3.5 Validate Binary Search Tree

Assume a BST is defined as follows:

• The left subtree of a node contains only nodes with keys less than the node's key.
• The right subtree of a node contains only nodes with keys greater than the node's key.
• Both the left and right subtrees must also be binary search trees.

Logical Steps

1. Define a return type which carries the maximum value allowed in left tree, minimum value allowed in right tree, and isBST or not
2. Divide: recursively check left and right tree. If tree is not null and leftMax >= root val or rightMin >= root val, this current tree is not a valid BST, set isBST in return to be false
3. Update: the max value in left tree depends on root value and left max value in right tree. By doing this comparison we drop the case where right tree has value < left tree.

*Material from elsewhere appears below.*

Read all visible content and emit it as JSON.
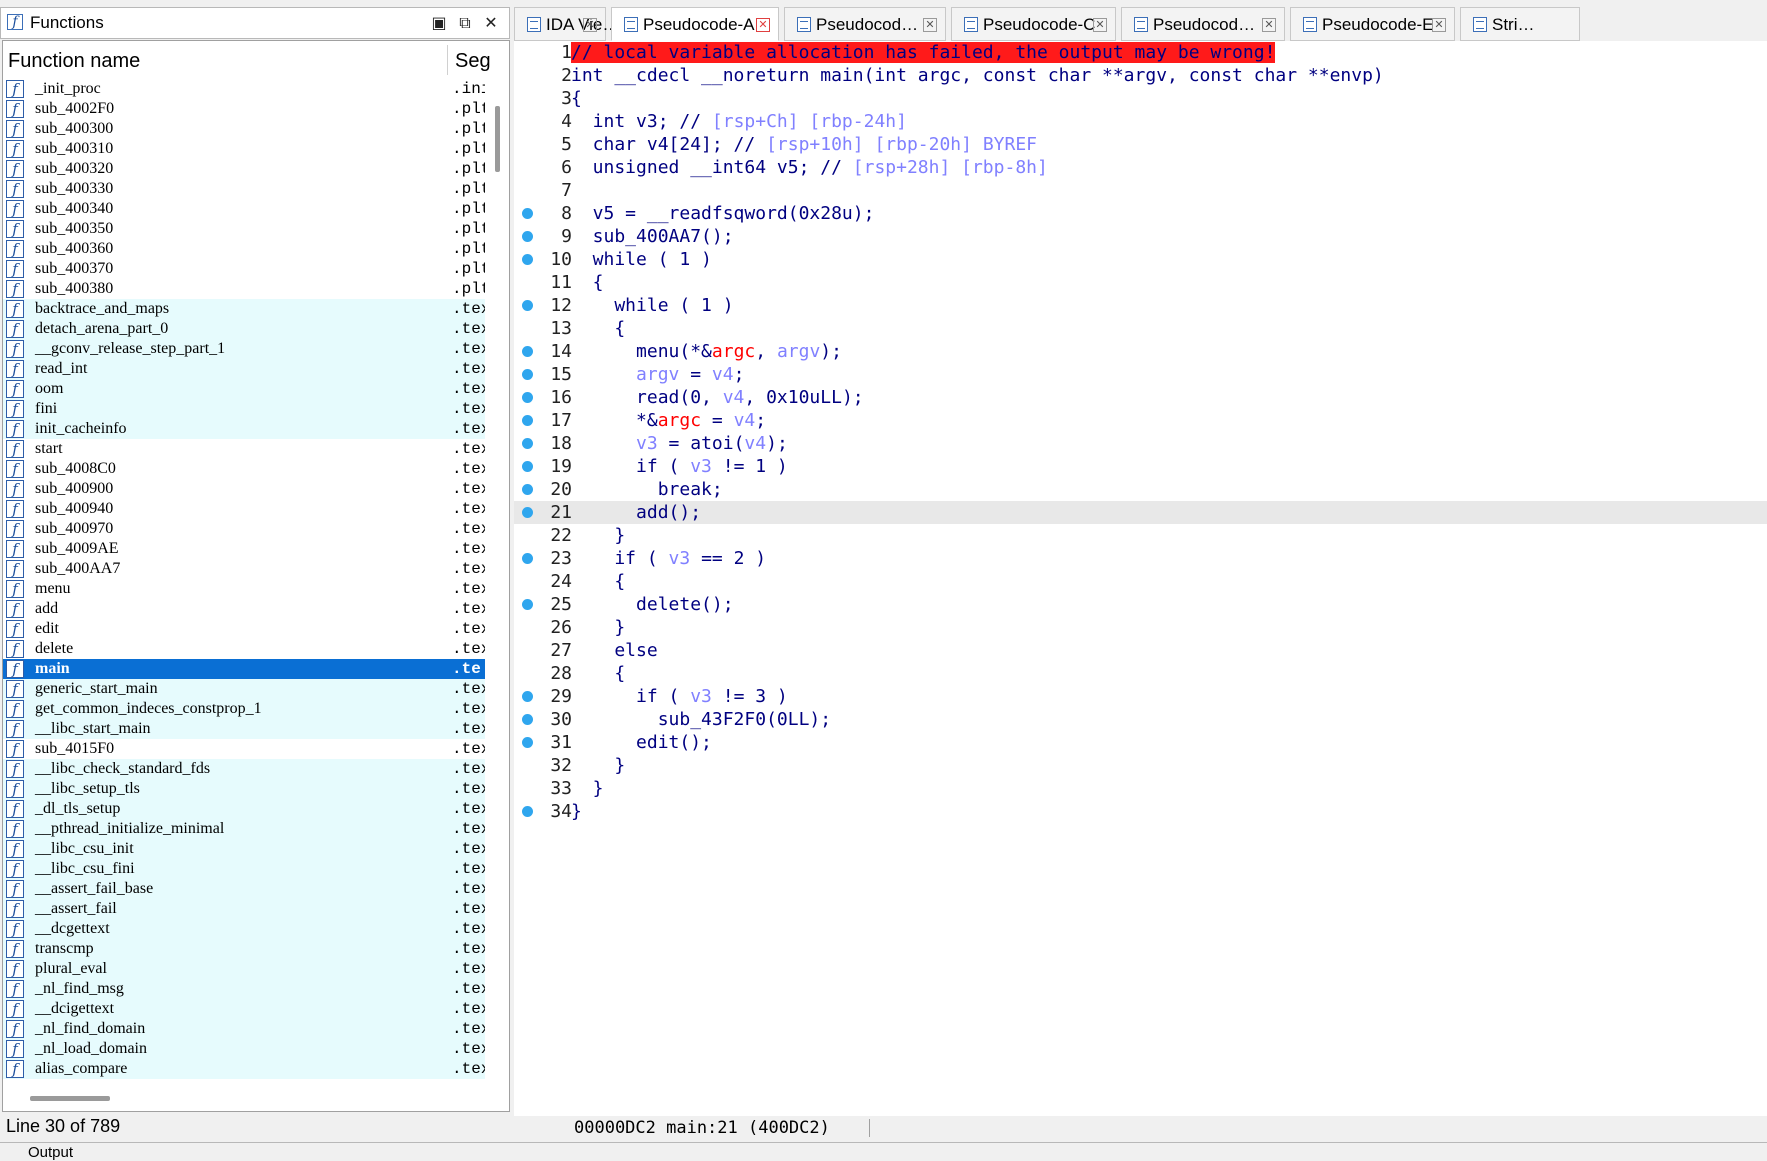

For the same reason, min value in right tree depends on root value and right max value of left tree
4. Conquer: left and right isBST and current return type isBST

Code Template

/**
 * Definition of TreeNode:
 * public class TreeNode {
 *     public int val;
 *     public TreeNode left, right;
 *     public TreeNode(int val) {
 *         this.val = val;
 *         this.left = this.right = null;
 *     }
 * }
 */
public class Solution {
    /**
     * @param root: The root of binary tree.
     * @return: True if the binary tree is BST, or false
     */
    public boolean isValidBST(TreeNode root) {
        ReturnType rst = helper(root);
        return rst.isBST;
    }

    public ReturnType helper(TreeNode root) {
        ReturnType tmp = new ReturnType(true, Integer.MIN_VALUE, Integer.MAX_VALUE);

        if (root == null)
            return tmp;

        ReturnType left = helper(root.left);
        ReturnType right = helper(root.right);

        // compare root with left tree
        // remember to put root.left != null here to avoid comparion
        // when tree only has root (initial max and min will be equal
        // in root and empty nodes)
        if (root.left!= null && left.max >= root.val){
            tmp.isBST = false;
        }

        // compare root with right tree
        if (root.right != null && right.min <= root.val) {
            tmp.isBST = false;
        }

        /** refresh
         * max value depends on max of right tree and current val
         * left tree cannot have greater value than any element in right tree
         */ 
        tmp.max = Math.max(right.max, root.val);

        /** refresh
         * min value depends on min of left tree and current val
         * right tree cannot have smaller value than any element in left tree
         */
        tmp.min = Math.min(left.min, root.val);

        // current, left, right has to be both BST
        tmp.isBST = tmp.isBST && left.isBST && right.isBST;

        return tmp;
    }
}

class ReturnType{
    boolean isBST;
    int max;
    int min;

    ReturnType(){};

    ReturnType(Boolean isBST, int max, int min) {
        this.isBST = isBST;
        this.max = max;
        this.min = min;
    }
}

Common Mistakes

1. Instead of passing max and min in return type, put it in recursion parameter: parent nodes will have to get max and min value from child nodes, new return type is necessary
2. Refresh: max of current node depend on left tree, or max of current node depend on right tree: confused by variable name

3. See following code:

   // compare root with left tree
        ReturnType tmp = new ReturnType(true, Integer.MIN_VALUE, Integer.MAX_VALUE);
   
        /** this is a mistake example
        * if there is not left!= null check here
        * when tree only have a root
        * null left node will return max=Integer.MIN_VALUE
        * which is equal to current max value
        * and return false
        */
        if (left.max >= root.val){
            tmp.isBST = false;
        }
   
        // same thing here
        if (right.min <= root.val) {
            tmp.isBST = false;
        }